Oh, whatever. I didn’t start writing this to summarize (and oversimplify) Moneyball. All I mean to say is this:

Common sense is not a dogma. Attempting to employ the best and most efficient practices to operate your baseball team means only that you’re a reasonable businessman, not any sort of zealot or brainwashed disciple of anyone or anything.

Stats and scouting are both just tools used by Major League front offices to evaluate baseball players. All teams use tools. All teams try to use the best tools at their disposal to identify players they believe will succeed. All teams have budgets.

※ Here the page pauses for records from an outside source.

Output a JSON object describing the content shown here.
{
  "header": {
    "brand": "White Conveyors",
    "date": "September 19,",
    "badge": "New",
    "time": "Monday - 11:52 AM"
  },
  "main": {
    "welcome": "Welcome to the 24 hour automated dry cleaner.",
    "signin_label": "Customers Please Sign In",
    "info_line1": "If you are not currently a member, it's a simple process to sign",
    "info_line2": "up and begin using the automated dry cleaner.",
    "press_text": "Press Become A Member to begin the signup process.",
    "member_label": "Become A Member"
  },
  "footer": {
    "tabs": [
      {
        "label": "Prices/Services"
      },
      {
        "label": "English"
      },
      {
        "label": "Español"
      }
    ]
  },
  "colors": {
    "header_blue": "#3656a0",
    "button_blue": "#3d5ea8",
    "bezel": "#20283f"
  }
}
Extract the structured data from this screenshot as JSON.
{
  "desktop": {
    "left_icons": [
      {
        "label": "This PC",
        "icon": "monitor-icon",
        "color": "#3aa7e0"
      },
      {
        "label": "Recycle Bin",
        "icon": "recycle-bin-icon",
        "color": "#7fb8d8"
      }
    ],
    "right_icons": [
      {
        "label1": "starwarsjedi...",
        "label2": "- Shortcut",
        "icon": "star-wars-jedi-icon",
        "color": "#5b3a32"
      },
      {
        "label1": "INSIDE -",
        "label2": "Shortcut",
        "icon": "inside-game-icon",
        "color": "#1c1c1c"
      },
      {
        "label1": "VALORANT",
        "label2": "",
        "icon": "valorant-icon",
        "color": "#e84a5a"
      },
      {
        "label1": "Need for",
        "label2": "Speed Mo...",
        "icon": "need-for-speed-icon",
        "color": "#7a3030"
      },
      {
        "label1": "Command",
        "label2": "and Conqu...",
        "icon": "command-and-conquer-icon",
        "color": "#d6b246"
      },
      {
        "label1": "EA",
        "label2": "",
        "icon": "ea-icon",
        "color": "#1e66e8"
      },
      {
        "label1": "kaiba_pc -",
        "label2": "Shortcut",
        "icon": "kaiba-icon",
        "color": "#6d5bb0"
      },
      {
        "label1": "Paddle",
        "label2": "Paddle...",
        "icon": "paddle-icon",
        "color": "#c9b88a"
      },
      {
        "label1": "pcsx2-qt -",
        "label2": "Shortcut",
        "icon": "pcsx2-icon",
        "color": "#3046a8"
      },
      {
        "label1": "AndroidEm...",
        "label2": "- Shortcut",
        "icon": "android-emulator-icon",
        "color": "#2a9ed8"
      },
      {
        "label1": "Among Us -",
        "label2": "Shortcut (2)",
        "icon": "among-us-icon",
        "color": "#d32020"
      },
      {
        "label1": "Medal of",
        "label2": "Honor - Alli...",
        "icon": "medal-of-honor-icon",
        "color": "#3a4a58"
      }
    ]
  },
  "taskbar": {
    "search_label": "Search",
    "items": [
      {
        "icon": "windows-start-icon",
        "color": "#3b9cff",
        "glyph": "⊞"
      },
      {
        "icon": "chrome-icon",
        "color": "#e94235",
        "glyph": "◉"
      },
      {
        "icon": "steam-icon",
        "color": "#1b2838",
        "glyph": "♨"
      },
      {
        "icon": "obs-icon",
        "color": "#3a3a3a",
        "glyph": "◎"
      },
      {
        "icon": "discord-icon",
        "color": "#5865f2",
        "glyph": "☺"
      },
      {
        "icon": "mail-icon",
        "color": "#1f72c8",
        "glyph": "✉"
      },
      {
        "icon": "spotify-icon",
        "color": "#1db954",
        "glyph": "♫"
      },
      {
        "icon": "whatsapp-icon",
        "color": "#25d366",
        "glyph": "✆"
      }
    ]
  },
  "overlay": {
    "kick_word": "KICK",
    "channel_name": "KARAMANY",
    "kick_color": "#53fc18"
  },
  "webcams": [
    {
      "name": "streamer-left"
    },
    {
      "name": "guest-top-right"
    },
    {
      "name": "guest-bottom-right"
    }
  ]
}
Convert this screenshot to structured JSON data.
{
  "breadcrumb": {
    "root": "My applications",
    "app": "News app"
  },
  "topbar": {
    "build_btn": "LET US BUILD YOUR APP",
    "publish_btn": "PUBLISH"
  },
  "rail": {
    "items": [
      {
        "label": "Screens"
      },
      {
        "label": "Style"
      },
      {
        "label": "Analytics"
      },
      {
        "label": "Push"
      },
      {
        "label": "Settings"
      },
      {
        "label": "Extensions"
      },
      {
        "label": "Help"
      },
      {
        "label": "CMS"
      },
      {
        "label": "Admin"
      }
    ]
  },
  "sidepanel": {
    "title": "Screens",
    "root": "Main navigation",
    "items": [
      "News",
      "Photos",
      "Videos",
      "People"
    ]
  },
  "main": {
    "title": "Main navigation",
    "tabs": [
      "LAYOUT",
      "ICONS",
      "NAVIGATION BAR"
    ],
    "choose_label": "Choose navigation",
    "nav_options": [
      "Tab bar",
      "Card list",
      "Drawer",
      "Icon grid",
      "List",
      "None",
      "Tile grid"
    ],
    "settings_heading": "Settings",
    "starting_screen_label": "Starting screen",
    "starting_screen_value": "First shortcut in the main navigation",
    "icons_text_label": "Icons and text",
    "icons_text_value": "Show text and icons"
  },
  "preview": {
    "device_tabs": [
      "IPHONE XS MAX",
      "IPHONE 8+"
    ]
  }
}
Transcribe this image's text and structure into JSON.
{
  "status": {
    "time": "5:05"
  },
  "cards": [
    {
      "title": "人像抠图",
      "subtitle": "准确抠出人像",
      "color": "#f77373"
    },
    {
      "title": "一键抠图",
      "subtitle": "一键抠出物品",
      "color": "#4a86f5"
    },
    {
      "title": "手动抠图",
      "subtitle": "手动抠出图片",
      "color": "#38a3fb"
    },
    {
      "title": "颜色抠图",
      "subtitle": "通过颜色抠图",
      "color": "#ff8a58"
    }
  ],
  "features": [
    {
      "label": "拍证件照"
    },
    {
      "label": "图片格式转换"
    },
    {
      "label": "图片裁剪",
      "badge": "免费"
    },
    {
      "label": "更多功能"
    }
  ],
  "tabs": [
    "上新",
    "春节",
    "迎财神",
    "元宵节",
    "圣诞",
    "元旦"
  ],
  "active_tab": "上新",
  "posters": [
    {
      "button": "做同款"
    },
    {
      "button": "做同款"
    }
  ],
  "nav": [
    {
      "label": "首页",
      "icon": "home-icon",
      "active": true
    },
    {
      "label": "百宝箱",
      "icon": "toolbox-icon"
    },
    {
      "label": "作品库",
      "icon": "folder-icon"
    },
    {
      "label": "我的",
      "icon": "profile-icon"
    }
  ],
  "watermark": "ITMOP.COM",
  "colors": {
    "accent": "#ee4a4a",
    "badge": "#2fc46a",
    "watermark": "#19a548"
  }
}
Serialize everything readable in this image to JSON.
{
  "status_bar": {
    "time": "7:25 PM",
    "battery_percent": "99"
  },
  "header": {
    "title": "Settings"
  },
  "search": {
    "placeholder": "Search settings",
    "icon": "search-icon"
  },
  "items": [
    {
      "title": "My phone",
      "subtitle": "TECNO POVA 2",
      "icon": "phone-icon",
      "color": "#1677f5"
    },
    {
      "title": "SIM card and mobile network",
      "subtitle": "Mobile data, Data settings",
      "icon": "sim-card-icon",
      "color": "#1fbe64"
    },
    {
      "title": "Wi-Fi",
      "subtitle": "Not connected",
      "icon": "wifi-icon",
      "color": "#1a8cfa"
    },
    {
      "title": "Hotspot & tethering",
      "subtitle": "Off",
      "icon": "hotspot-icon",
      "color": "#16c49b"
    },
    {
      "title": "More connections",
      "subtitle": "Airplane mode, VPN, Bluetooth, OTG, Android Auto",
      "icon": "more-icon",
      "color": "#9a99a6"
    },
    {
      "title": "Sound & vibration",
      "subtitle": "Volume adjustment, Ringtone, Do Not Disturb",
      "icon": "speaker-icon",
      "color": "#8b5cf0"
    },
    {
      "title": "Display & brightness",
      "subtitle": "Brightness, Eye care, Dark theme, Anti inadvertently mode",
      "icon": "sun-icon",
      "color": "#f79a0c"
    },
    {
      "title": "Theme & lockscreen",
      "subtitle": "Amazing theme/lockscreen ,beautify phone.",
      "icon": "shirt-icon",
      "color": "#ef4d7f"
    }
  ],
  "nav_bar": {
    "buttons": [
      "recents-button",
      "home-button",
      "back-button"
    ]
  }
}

No amount of finger-pointing and name-calling and talking-point regurgitating will make any of that untrue, and for every one or two or three examples of some specific way to build a successful baseball team there are as many counter-examples of successful baseball teams built some other way. The only indubitably true principle uniting the way all great teams are constructed is so obvious it’s laughable:

You want good players.

Preferably you want good, inexpensive players, so you can afford as many good players as possible. And you and I and Sandy Alderson might all have different ways to define what determines a good player, but the basic underlying truth is that you want players who will help you consistently score more runs than your opponent in some way or another. It’s really not rocket science.